ATS vs CV: Does It Matter Whether You Call It a Resume or a CV?

In U.S. hiring, the document you submit is a resume. In the U.K., Australia, India, and most of Europe, it's a CV (curriculum vitae). The good news: from the ATS's point of view, it doesn't matter what you call it — the parser handles the document the same way, and the same format rules apply whether you upload resume.docx or cv.docx. Searches for "ATS CV checker" and "ATS resume checker" return the same kinds of tools, and the underlying scoring logic is identical.
What does differ by region is the convention around length, photo, and personal details:
- U.S. / Canada resume — 1-2 pages, no photo, no marital status, no date of birth.
- U.K. / European CV — 2-3 pages, sometimes a photo, sometimes personal details (depending on country and seniority).
- India / Middle East CV — often 2-3 pages, more flexible on photo and personal details.
Even on a longer CV, the ATS-friendliness rules above still apply: single column, plain section headers, no text inside images, standard font, .docx or text-based .pdf.
The Bottom Line
An ATS is not your enemy — it's a piece of infrastructure that exists because real people on the hiring side can't read 500 resumes a week. But it does mean your resume has two readers, and the first one is a parser that hates anything fancy. Build the resume for that parser first — single column, plain headers, mirror the keywords from the job description — and you'll find your reply rate goes up sharply, even before you change a single sentence of your actual experience.

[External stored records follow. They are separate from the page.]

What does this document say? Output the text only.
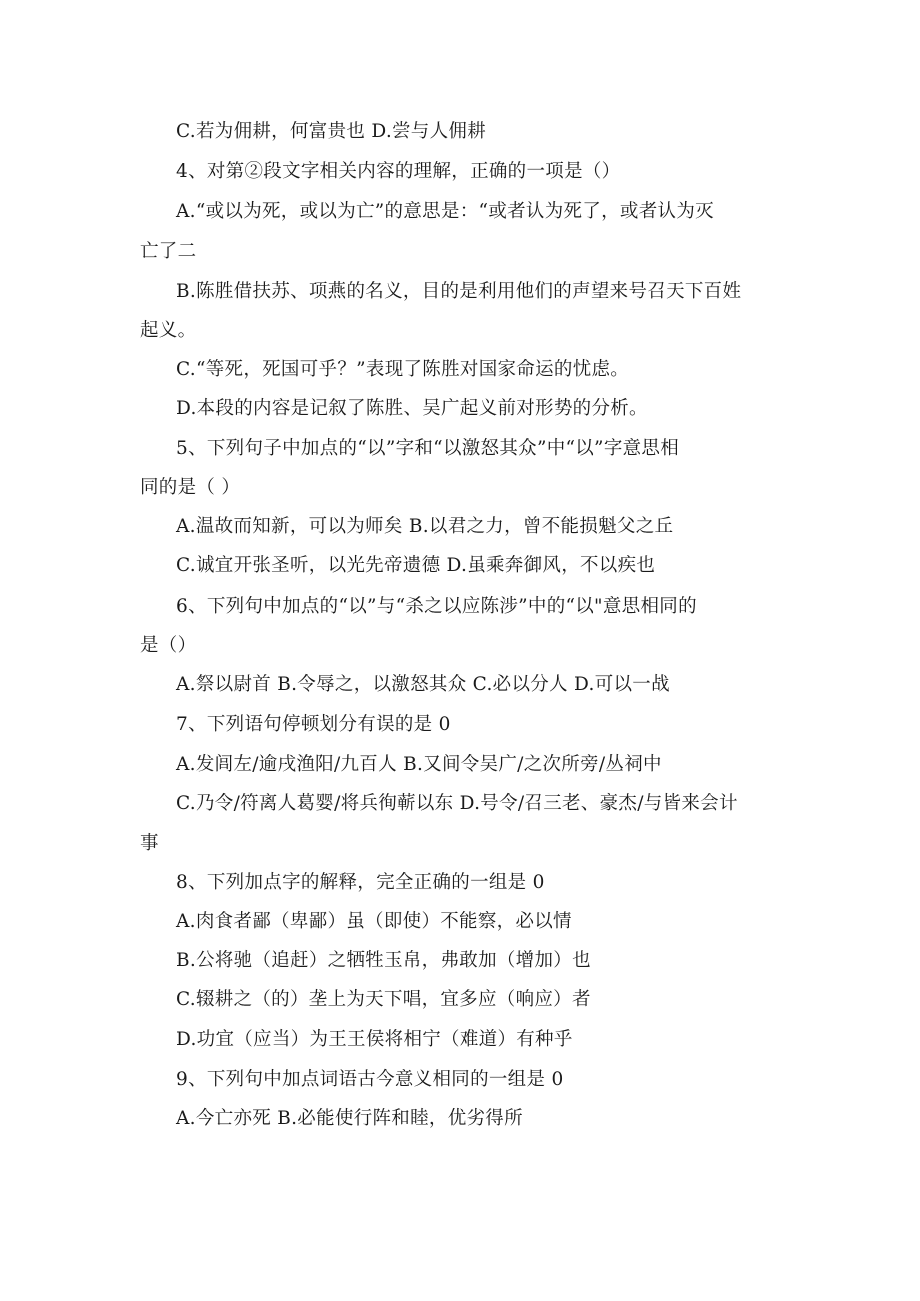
C.若为佣耕，何富贵也 D.尝与人佣耕

4、对第②段文字相关内容的理解，正确的一项是（）

A.“或以为死，或以为亡”的意思是：“或者认为死了，或者认为灭

亡了二

B.陈胜借扶苏、项燕的名义，目的是利用他们的声望来号召天下百姓

起义。

C.“等死，死国可乎？”表现了陈胜对国家命运的忧虑。

D.本段的内容是记叙了陈胜、吴广起义前对形势的分析。

5、下列句子中加点的“以”字和“以激怒其众”中“以”字意思相

同的是（ ）

A.温故而知新，可以为师矣 B.以君之力，曾不能损魁父之丘

C.诚宜开张圣听，以光先帝遗德 D.虽乘奔御风，不以疾也

6、下列句中加点的“以”与“杀之以应陈涉”中的“以"意思相同的

是（）

A.祭以尉首 B.令辱之，以激怒其众 C.必以分人 D.可以一战

7、下列语句停顿划分有误的是 0

A.发闾左/逾戌渔阳/九百人 B.又间令吴广/之次所旁/丛祠中

C.乃令/符离人葛婴/将兵徇蕲以东 D.号令/召三老、豪杰/与皆来会计

事

8、下列加点字的解释，完全正确的一组是 0

A.肉食者鄙（卑鄙）虽（即使）不能察，必以情

B.公将驰（追赶）之牺牲玉帛，弗敢加（增加）也

C.辍耕之（的）垄上为天下唱，宜多应（响应）者

D.功宜（应当）为王王侯将相宁（难道）有种乎

9、下列句中加点词语古今意义相同的一组是 0

A.今亡亦死 B.必能使行阵和睦，优劣得所
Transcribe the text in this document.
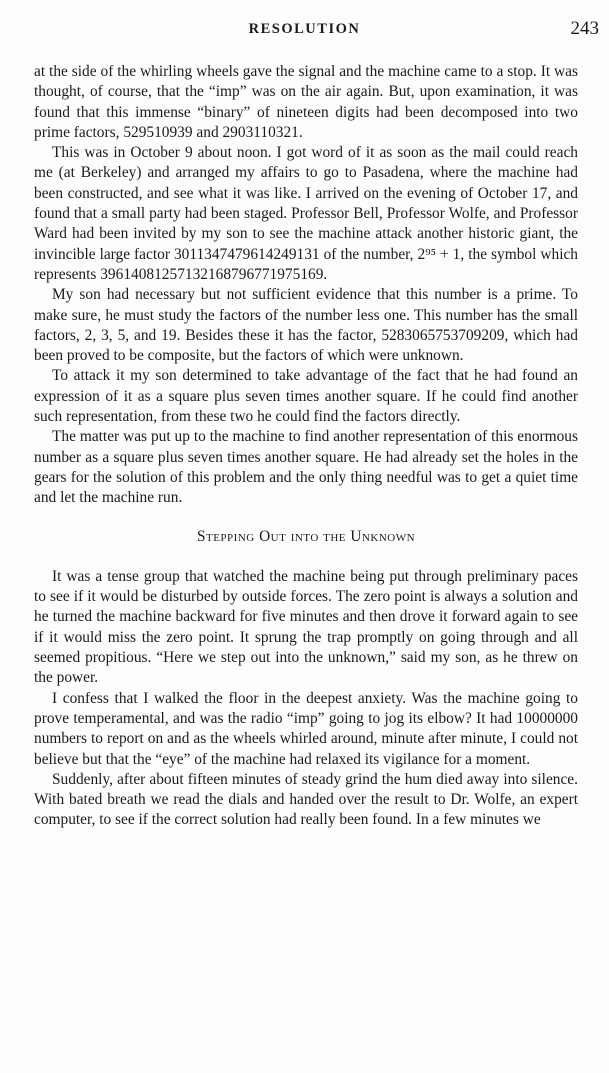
RESOLUTION	243

at the side of the whirling wheels gave the signal and the machine came to a stop. It was thought, of course, that the “imp” was on the air again. But, upon examination, it was found that this immense “binary” of nineteen digits had been decomposed into two prime factors, 529510939 and 2903110321.

This was in October 9 about noon. I got word of it as soon as the mail could reach me (at Berkeley) and arranged my affairs to go to Pasadena, where the machine had been constructed, and see what it was like. I arrived on the evening of October 17, and found that a small party had been staged. Professor Bell, Professor Wolfe, and Professor Ward had been invited by my son to see the machine attack another historic giant, the invincible large factor 3011347479614249131 of the number, 2⁹⁵ + 1, the symbol which represents 39614081257132168796771975169.

My son had necessary but not sufficient evidence that this number is a prime. To make sure, he must study the factors of the number less one. This number has the small factors, 2, 3, 5, and 19. Besides these it has the factor, 5283065753709209, which had been proved to be composite, but the factors of which were unknown.

To attack it my son determined to take advantage of the fact that he had found an expression of it as a square plus seven times another square. If he could find another such representation, from these two he could find the factors directly.

The matter was put up to the machine to find another representation of this enormous number as a square plus seven times another square. He had already set the holes in the gears for the solution of this problem and the only thing needful was to get a quiet time and let the machine run.

Stepping Out into the Unknown

It was a tense group that watched the machine being put through preliminary paces to see if it would be disturbed by outside forces. The zero point is always a solution and he turned the machine backward for five minutes and then drove it forward again to see if it would miss the zero point. It sprung the trap promptly on going through and all seemed propitious. “Here we step out into the unknown,” said my son, as he threw on the power.

I confess that I walked the floor in the deepest anxiety. Was the machine going to prove temperamental, and was the radio “imp” going to jog its elbow? It had 10000000 numbers to report on and as the wheels whirled around, minute after minute, I could not believe but that the “eye” of the machine had relaxed its vigilance for a moment.

Suddenly, after about fifteen minutes of steady grind the hum died away into silence. With bated breath we read the dials and handed over the result to Dr. Wolfe, an expert computer, to see if the correct solution had really been found. In a few minutes we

If you want to see exactly how your current resume stacks up against a specific job, run it through a free ATS check before you click Apply. It takes under a minute, and it's the difference between applying blind and applying with the score in your hand. For deeper dives, browse our other ATS guides — start with the 10 mistakes that auto-reject most resumes if you want the highest-impact fixes first.
Frequently Asked Questions
What does ATS stand for?
ATS stands for Applicant Tracking System. It's the resume-filtering software companies use to manage incoming job applications, parse resumes into structured data, and rank candidates against the job description before a recruiter reviews any of them.

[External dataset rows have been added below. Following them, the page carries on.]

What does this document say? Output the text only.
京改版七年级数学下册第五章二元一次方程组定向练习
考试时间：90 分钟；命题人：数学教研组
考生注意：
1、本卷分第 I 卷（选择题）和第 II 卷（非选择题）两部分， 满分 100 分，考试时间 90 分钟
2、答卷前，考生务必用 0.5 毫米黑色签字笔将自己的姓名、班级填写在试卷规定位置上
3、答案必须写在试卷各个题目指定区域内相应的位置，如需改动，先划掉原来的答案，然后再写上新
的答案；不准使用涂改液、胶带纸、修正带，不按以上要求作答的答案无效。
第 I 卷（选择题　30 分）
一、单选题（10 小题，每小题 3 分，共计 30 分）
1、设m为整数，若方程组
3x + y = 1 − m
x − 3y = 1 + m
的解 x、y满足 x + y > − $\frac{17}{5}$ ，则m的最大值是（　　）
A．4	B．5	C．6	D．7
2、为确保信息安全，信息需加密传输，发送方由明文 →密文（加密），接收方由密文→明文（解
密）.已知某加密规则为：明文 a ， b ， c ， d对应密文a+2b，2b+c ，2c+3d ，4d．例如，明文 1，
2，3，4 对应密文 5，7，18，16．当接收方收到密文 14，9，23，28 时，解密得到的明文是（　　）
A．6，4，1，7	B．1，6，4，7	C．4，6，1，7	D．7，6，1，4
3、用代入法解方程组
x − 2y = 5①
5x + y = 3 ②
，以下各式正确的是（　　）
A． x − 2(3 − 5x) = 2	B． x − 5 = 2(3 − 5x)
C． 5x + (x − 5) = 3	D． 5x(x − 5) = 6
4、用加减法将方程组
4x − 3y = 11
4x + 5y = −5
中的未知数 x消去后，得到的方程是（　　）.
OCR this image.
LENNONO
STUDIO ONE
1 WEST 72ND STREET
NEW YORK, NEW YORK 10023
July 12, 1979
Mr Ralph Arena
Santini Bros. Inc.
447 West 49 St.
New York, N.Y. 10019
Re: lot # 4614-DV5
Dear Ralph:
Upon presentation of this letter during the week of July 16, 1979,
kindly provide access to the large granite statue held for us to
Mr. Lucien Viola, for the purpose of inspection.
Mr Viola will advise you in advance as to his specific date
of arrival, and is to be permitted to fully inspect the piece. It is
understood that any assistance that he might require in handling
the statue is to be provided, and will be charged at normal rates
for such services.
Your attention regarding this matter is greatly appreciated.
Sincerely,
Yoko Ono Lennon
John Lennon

Do all companies use an ATS?
Not literally all, but close. Roughly 98% of Fortune 500 companies and the vast majority of mid-size and large employers use an ATS for any role posted publicly. Small businesses (under ~25 employees) are the main exception — they're more likely to receive resumes directly by email.
Can an ATS read a PDF resume?
Yes — if the PDF is text-based (exported from Word or Google Docs, with searchable text). PDFs created by scanning a printed resume or screenshotting a design are read as images, and almost no ATS can extract text from them. When in doubt, submit .docx instead.

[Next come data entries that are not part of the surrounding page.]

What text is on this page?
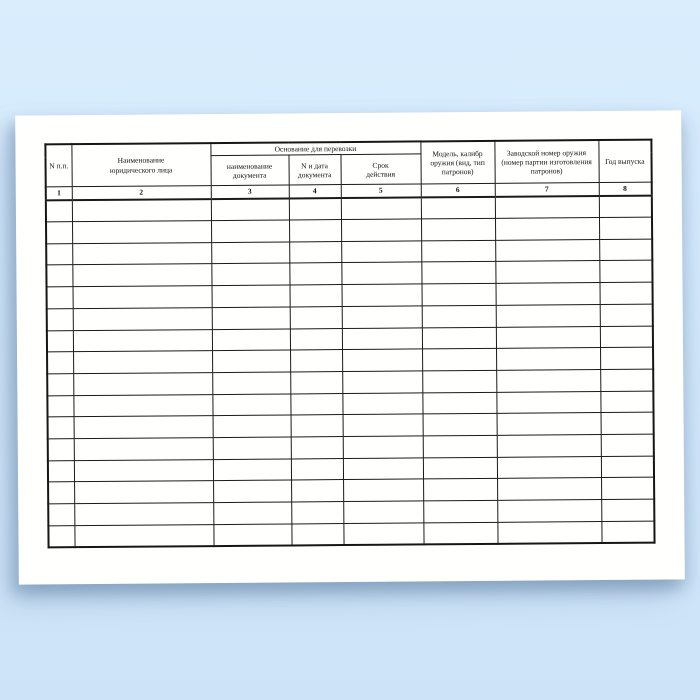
N п.п.	Наименование юридического лица	Основание для перевозки			Модель, калибр оружия (вид, тип патронов)	Заводской номер оружия (номер партии изготовления патронов)	Год выпуска
		наименование документа	N и дата документа	Срок действия			
1	2	3	4	5	6	7	8
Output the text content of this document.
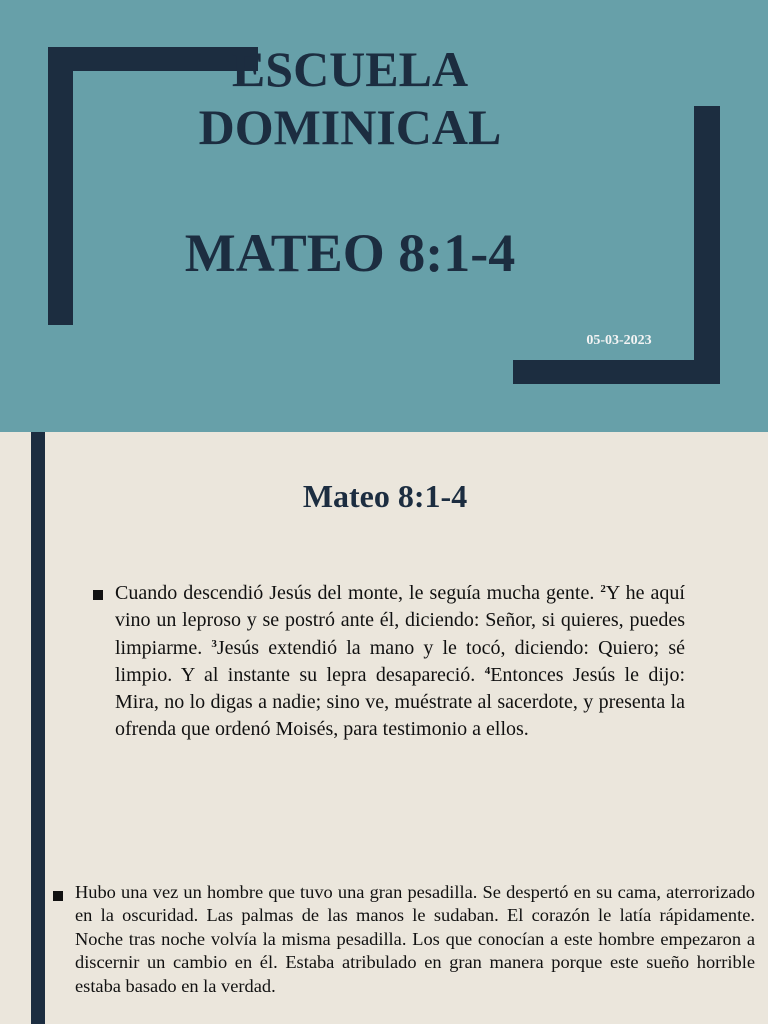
ESCUELA DOMINICAL
MATEO 8:1-4
05-03-2023
Mateo 8:1-4

Cuando descendió Jesús del monte, le seguía mucha gente. $^2$Y he aquí vino un leproso y se postró ante él, diciendo: Señor, si quieres, puedes limpiarme. $^3$Jesús extendió la mano y le tocó, diciendo: Quiero; sé limpio. Y al instante su lepra desapareció. $^4$Entonces Jesús le dijo: Mira, no lo digas a nadie; sino ve, muéstrate al sacerdote, y presenta la ofrenda que ordenó Moisés, para testimonio a ellos.

Hubo una vez un hombre que tuvo una gran pesadilla. Se despertó en su cama, aterrorizado en la oscuridad. Las palmas de las manos le sudaban. El corazón le latía rápidamente. Noche tras noche volvía la misma pesadilla. Los que conocían a este hombre empezaron a discernir un cambio en él. Estaba atribulado en gran manera porque este sueño horrible estaba basado en la verdad.
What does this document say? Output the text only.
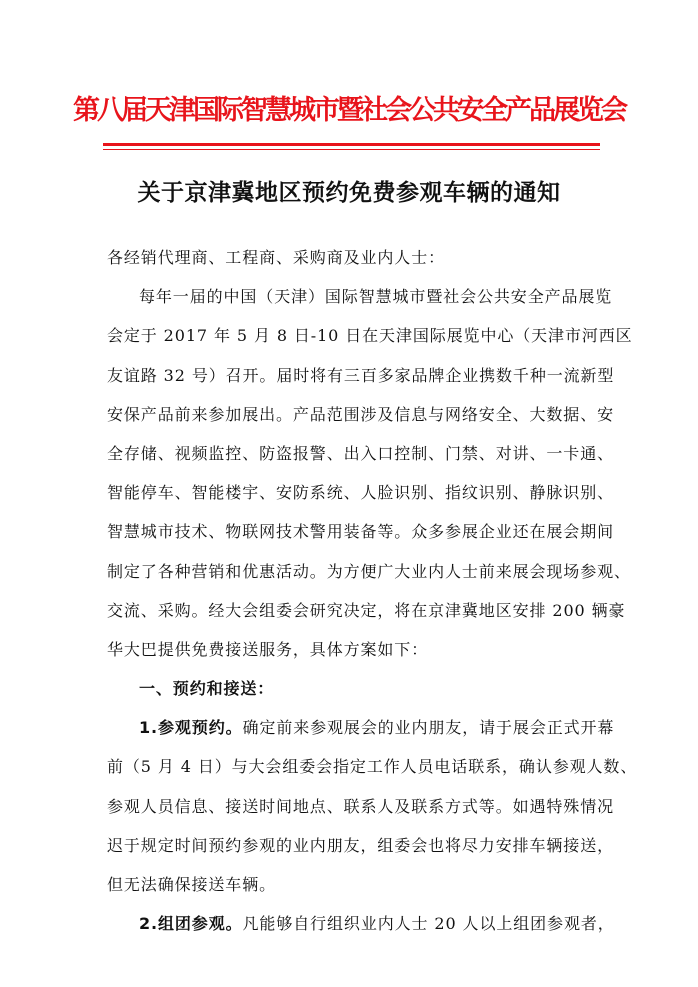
第八届天津国际智慧城市暨社会公共安全产品展览会
关于京津冀地区预约免费参观车辆的通知
各经销代理商、工程商、采购商及业内人士：
每年一届的中国（天津）国际智慧城市暨社会公共安全产品展览
会定于 2017 年 5 月 8 日-10 日在天津国际展览中心（天津市河西区
友谊路 32 号）召开。届时将有三百多家品牌企业携数千种一流新型
安保产品前来参加展出。产品范围涉及信息与网络安全、大数据、安
全存储、视频监控、防盗报警、出入口控制、门禁、对讲、一卡通、
智能停车、智能楼宇、安防系统、人脸识别、指纹识别、静脉识别、
智慧城市技术、物联网技术警用装备等。众多参展企业还在展会期间
制定了各种营销和优惠活动。为方便广大业内人士前来展会现场参观、
交流、采购。经大会组委会研究决定，将在京津冀地区安排 200 辆豪
华大巴提供免费接送服务，具体方案如下：
一、预约和接送：
1.参观预约。确定前来参观展会的业内朋友，请于展会正式开幕
前（5 月 4 日）与大会组委会指定工作人员电话联系，确认参观人数、
参观人员信息、接送时间地点、联系人及联系方式等。如遇特殊情况
迟于规定时间预约参观的业内朋友，组委会也将尽力安排车辆接送，
但无法确保接送车辆。
2.组团参观。凡能够自行组织业内人士 20 人以上组团参观者，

How do I know if my resume passes the ATS?
The fastest way is to run it through an online ATS resume scanner using the actual job description you're applying to. A good scanner will tell you your match score, list the missing keywords, and flag any parsing issues in your format. You can scan your resume for free here, no signup required for the first scan.
What is a good ATS score for a resume?
80 or above is a strong match; 60-79 is borderline and worth a revision; under 60 means the resume isn't competitive for that specific role. But the score is always relative to one job description — a 70 on a job you're a perfect fit for usually beats an 85 on a job you're stretching for.
Can I beat the ATS by adding white keywords in white text?
Don't. "White-text keyword stuffing" worked briefly in the 2010s; modern ATS parsers and downstream AI-based screeners flag it as suspicious, and recruiters who notice it auto-reject. Mirror the job description's wording in visible bullet points instead — that's both higher-scoring and harmless if a human reads it.